High Court Master Jack Wong Kin-tong yesterday transferred the case between Chow and Alice Yu Man-fung for a hearing by a judge in chambers.
The date will be fixed after an exchange of documents between the two sides. Objecting to the strike-out move, Yu's lawyer said the case involved complicated legal issues and Yu was seeking to amend her statement of claims.
The application was made by the Chow-controlled company Star Royale Limited, the second defendant in the case.
Chow's lawyer said the comedian might seek a stay of proceedings depending on the outcome of the strike-out action.
Neither Yu nor Chow appeared in court.
According to a writ filed earlier by Yu against Chow and Star Royale, Chow benefited from Yu's financial advice. In return, he paid her a salary plus millions of dollars in commissions.
Yu said Chow - spelled Chiau in the writ - would not have been able to get into the highly lucrative Skyhigh development without her assistance.
The claim involves one of four houses at 10 Pollock's Path, a joint venture by Chow and Ryoden Development. Three of the houses are sold, with the third, owned by Ryoden, going for HK$800 million in May last year.

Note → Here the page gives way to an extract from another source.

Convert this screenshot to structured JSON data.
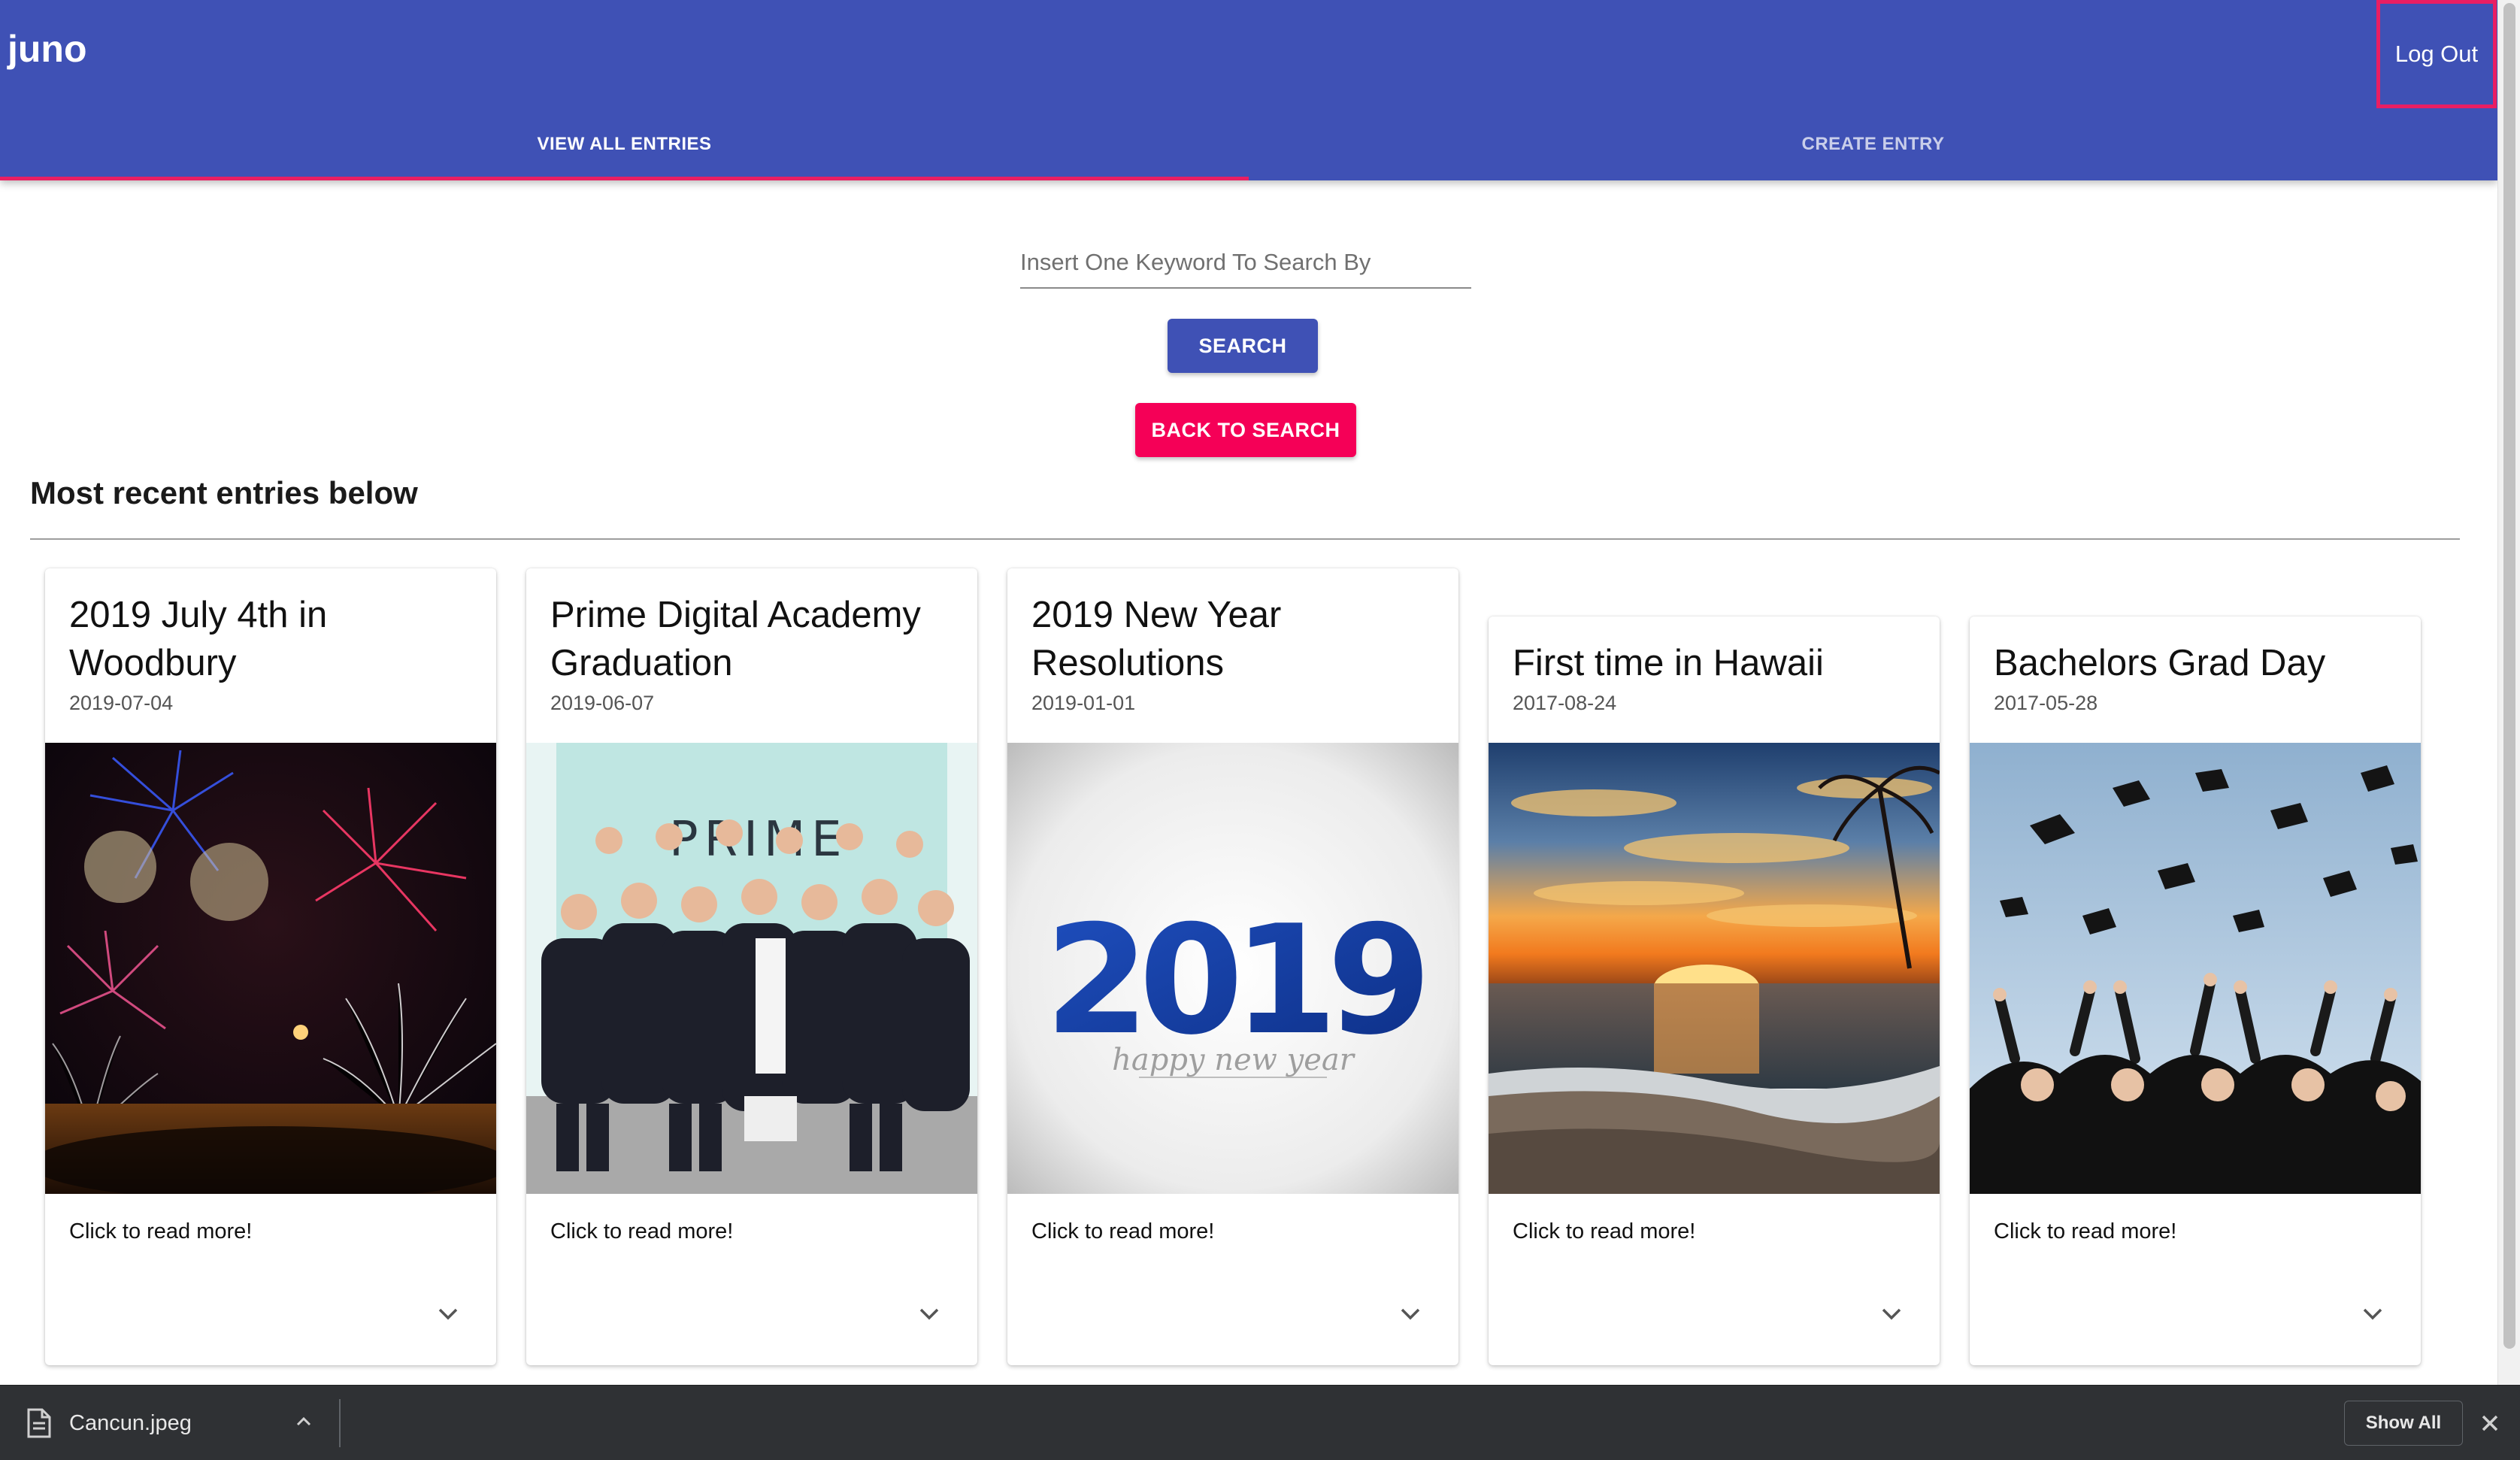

The fourth house, owned by Chow, has yet to be sold. But Yu is suing for a 10 per cent commission in the expectation that it will fetch the same price.
Yu says she introduced Chow to the deal when she learned Citibank would auction the property.
She said her social networking power helped bring in Ryoden, without whom Chow would not have had enough money to close the deal. She said she received HK$14.9 million from Chow in commissions on two houses, sold for HK$350 million and HK$300 million, in 2009.
In July of last year, Chow suggested selling the house in four years, and paying the commission over the intervening period, the writ said. In March, it says, Chow sent her a cheque for HK$10 million, saying it was a gratuity and denying he owed her any commission.